Fiona é a mãe desta pandilha toda que a preocupa e atormenta. Esforça-se por lhes dar uma vida minimamente digna e correcta. Tarefa que se vai mostrando impossível e dramática. Entre os seus muitos amores, conhece um sujeito que a ama e a ajuda na tarefa de cuidar da família. O dinheiro também vai entrando naquela casa, mas as verdades é que não. Desaparece e volta a aparecer. Pelo meio ela acaba por se casar, num impulso, com um músico que mal conhece. Existe uma grande diferença entre sexo e amor, mas esta gente desconhece, claro está. Seja como for é uma mulher forte e determinada que une todos, é o fermento que faz crescer o bolo da ligação.

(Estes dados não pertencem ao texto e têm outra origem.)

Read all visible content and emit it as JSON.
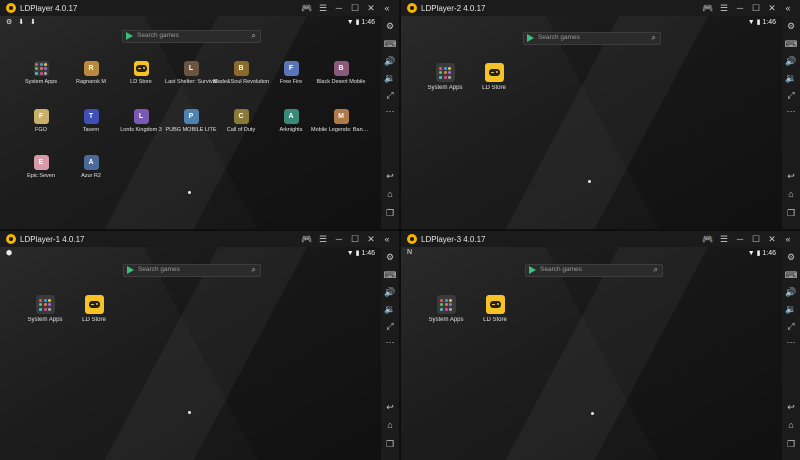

Debbie é a menina que tudo faz. Habituou-se. Entra na adolescência cheia de incertezas e receios, como normal nestas idades. Quer ser popular, quer fazer como todas as outras, quer apaixonar-se, quer perder a virgindade. De entre as várias tentativas, estabelece uma relação com um colega de escola. Ela toma a pílula, mas a vida é cheia de partidas e fica grávida. Conta-lhe e ele, à bom macho, foge e não assume a sua responsabilidade. Debbie fica destroçada não só por estar grávida e sozinha, como também por perceber como as coisas são na realidade.
Ian é outro irmão, o ruivo e homossexual, o que se revela um problema. Não pela sua orientação sexual, mas pela doença de que é portador, bipolaridade, que herdou da mãe. Todos se tentam desenrascar como podem e ele, além da sua elevada sexualidade, envolve-se com militares. Um caso ainda mais complicado para os irmãos, sobretudo para Fiona que tudo faz para o proteger. A questão maior é a aceitação da doença e o tratamento. Tudo ingredientes para um repasto faustoso.
Como se não bastassem todas estas “delicadezas” ainda se acrescentam os vizinhos, Verónica e Kev, cuja vida é igualmente mirabolante. É um casal multirracial, o que não é, de todo, um problema, mas as coisas complicam-se quando ela não consegue engravidar. Pede ajuda à mãe, que fica grávida do marido, na mesma altura que ela. A mãe tem um rapaz e ela gémeas. Uma delícia de situação que consegue proporcionar momentos hilariantes. Kev tem um bar que serve de casa de prostituição, explorado pelo namorado de Ian, que engravida uma das trabalhadoras. É fácil de entender e de acompanhar.
Como convém, não fornecerei mais nenhuma dica sobre esta série, fresca, de Verão ou de Inverno, que, apesar de ser ou parecer leve, é bem complicada e leva a uma profunda reflexão sobre os conceitos de família, amor, relações e sexo.